When my ex-husband and I would argue, I would regularly get to a point where I would stop talking. Why? Because I had gotten to the point where I realized that I could say nothing more to change the situation. Because I wanted to step back and consider the situation. Because when I get stressed, I get non-verbal. And because I knew that further argument would only be inciting further abuse, not better resolution.

And he would get angry at me for not talking, and I wouldn’t be surprised if he called it giving him “the silent treatment”.
So let me ask: what do you consider “the silent treatment”? And what are you expecting him to say? Are you putting up conversational roadblocks?

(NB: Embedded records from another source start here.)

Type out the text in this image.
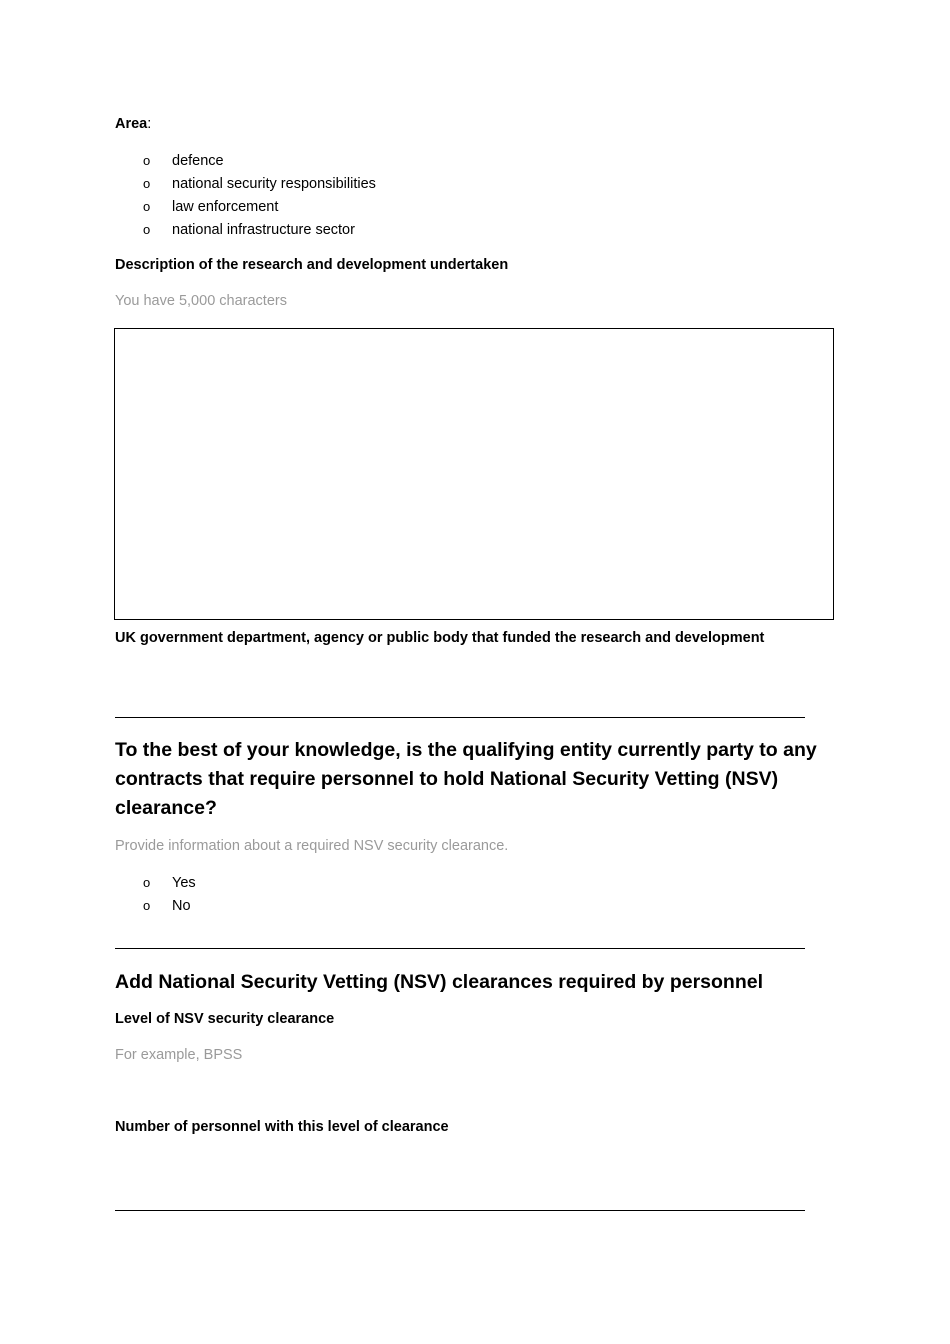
Area:
o defence
o national security responsibilities
o law enforcement
o national infrastructure sector
Description of the research and development undertaken
You have 5,000 characters
UK government department, agency or public body that funded the research and development
To the best of your knowledge, is the qualifying entity currently party to any
contracts that require personnel to hold National Security Vetting (NSV)
clearance?
Provide information about a required NSV security clearance.
o Yes
o No
Add National Security Vetting (NSV) clearances required by personnel
Level of NSV security clearance
For example, BPSS
Number of personnel with this level of clearance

My mom is master of what I’ll call the “drive-by.” We have an argument, things get heated, and then she makes some snappy remark and flounces off in a huff. Only that’s not the end of it, because she’ll come back 20 minutes later, after having stewed on it some more, to drop yet another bomb and then storm off before I have a chance to respond. It goes like this for awhile until I finally follow her, then we actually hash it out like adults. It’s maddening. This is why I stick to e-mail and don’t call my parents on the phone.

I don’t give the silent treatment, but I have been known to say, “Look, I can’t talk about this right now. Give me thirty minutes to myself to cool off, and then we can talk about it. Otherwise I’m afraid I’ll say something I’ll regret.” And then I don’t speak again until I can be civil.

Drives my husband crazy, because he always wants to discuss things right away. I sometimes just can’t do that.

But I don’t leave him in the cold for long (a whole year!? Incredible!). Usually we’ll have things resolved within an hour.

I’m driven to work things out. I hate leaving things unresolved. I find it extremely frustrating if a person becomes non-verbal and won’t speak or answer questions. It’s just ramps me up all the more. Is it “abuse?” I don’t know. I suppose it could be if it went on long enough. I just know I find it incredibly aggravating. It’s definitely passive-aggressive. My wife does it sometimes, and it drives me nuts (she also does the drive-by thing, dropping a criticism and then saying she doesn’t want to argue about it). Fortunately, she usually doesn’t drag it out for too long (maybe hours, never days).

The “Honey, is it okay if I pee in your underwear drawer?” treatment is usually an effective response to the silent treatment.

There are definitely times I’ll get very quiet. Generally, I’m not sulky; I’m scared.

I don’t know if it qualifies as abuse unless it’s chronic and intentional, but except in the cases of purposefully calming yourself down, I do think it’s immature and a highly ineffective method of conflict resolution. I personally can’t stand it and wouldn’t put up with a friend or lover who repeatedly engages in such nonsense. Seriously, does anyone think the silent treatment is a good thing (in general, not in cases of 'omg if I open my mouth I’m gonna say something stupid/hurtful/crazy)?

I will sometimes remain silent for a while in order to cool down and think out what I want to say.

I did once give my mother the silent treatment for a few weeks when I was in my twenties, but I had told her prior to her doing something that if she did that thing I would not speak to her again. She did what I asked her not to do so I did not speak to her for a while.

My dog is always giving me the “silent but deadly” treatment but that’s not quite the same thing.